Socialism was born into a world whose limits were those of capitalism itself. North-Western Europe, with its American extension, was the sole, sovereign source of history; the rest of the world simply the arena of its annexations. Inevitably, socialist thought itself was influenced by this unique supremacy: the liberation of society would be inaugurated in the capitalist countries themselves. Europe, even in its recovery of man, would retain the initiative.

Events proved this belief both right and wrong. Socialism remains the vocation of our time; the dethronement of capital has proved both possible and necessary. But the revolutions were not made in Europe. Two vast upheavals have destroyed the racial and social absolutism of the West. The Russian and Chinese revolutions resulted in a continuous Communist world stretching across the length of Eurasia, numbering one-third of mankind. And since 1945, a third world has emerged, in violence and war. The decolonization of Asia, Africa and Latin America, which is forcing capitalism back upon its homelands of the nineteenth century, has created an immense community of newly or imminently independent nations.

Today these three great zones structure the contemporary world. The triangular pattern of the relations between them will shape the next decades. Their competitive confrontation already conditions and accelerates the internal evolution of each of them. The drive of the Communist world to overtake the Atlantic economies, the struggle of the Third World to terminate famine and exploitation, the effort to unify and renovate the West: each finds much of its meaning in the others. World history is now immediately single and indivisible as never before; but its agents have become multiple.

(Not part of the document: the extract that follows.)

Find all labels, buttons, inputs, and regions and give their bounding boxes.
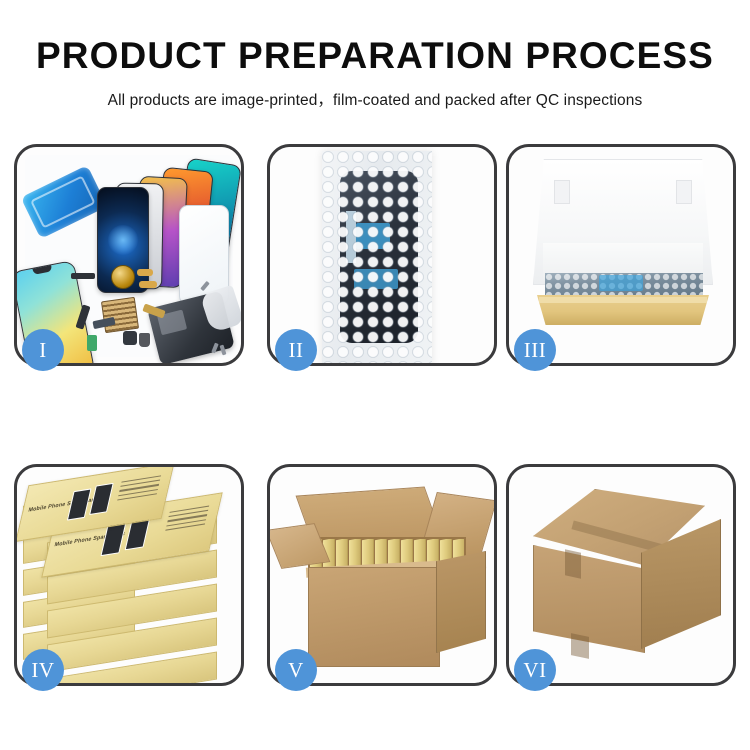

At the moment of writing, few countries illustrate this unprecedented absorption into global history as dramatically as Britain. The future of the British government, and beyond that of our economy and foreign policy, is being decided in France, in the light of military decisions made previously in America. The complacency and myopia of British society in the fifties is so widely recognised that it has overnight become a truism. It is now irresistibly obvious to what extent the future of our society, and of British socialism, is bound up with the changing structures and relations of the great world zones. Thus, if socialists everywhere in the West are trying to overcome traditionally parochial preoccupations, the need is perhaps specially urgent in Britain. The narrowness of our society has marked its opposition: the Left has far too long simply affirmed its internationalism, while showing little knowledge or understanding of the world which is now decisively affecting its destiny. We are determined, in this review, to help make good the deficiency.

We have chosen to begin with the most acutely oppressed and explosive zone in the world today: the colonial and independent countries which make up the Third World. It covers the whole of the tropical world, spans three continents, and includes the majority of mankind. It is united in its experience of imperialism, which produced ultimates in poverty and degradation. Its condition cannot adequately be described in the polite euphemism “under-development”; only a real use of the socialist concept of scarcity can describe or explain it. The Third World is a universe of radical scarcity. Defining and determining every dimension of men’s relationship to each othertheir topography, their economy, their societythe inadequacy of the means of livelihood to the living is the first and distinguishing truth of this area. Pauperization is the next. The infamous exploitation of the primary producing areas on the world market, aggravated by the demographic leap in these countries, threatens to reduce still further even the irreducible living standards of the present. At current rates of growth, the Third World’s share of total world product, which was 13.5 per cent in 1953, will fall to 9 per cent in 1970, 7 per cent in 1980, and to 5.5 per cent by the year 2000.

In this issue, we print an introductory study of the contours of the Third World. We intend to follow this with a series of special studies dealing with particular areas and aspects of it. These will emphasize not only the unity, but also the contrasts and variations within the Third World. They will be carefully documented. At the same time they will offer not only information but also interpretation and concepts. We hope a debate on models and options in the Third World will emerge; and that readers and ourselves will gain a growing, cumulative awareness of the situations and struggles of the emergent peoples. The series will open with studies of Persia, Tanganyika, Brazil, Egypt, the Philippines and India.

In our next issue we will start a parallel series of comparative studies of the advanced capitalist societies. Subsequently, we will extend this approach to the communist countries. In this way, we hope to contribute to the necessary internationalization of British socialist thought today.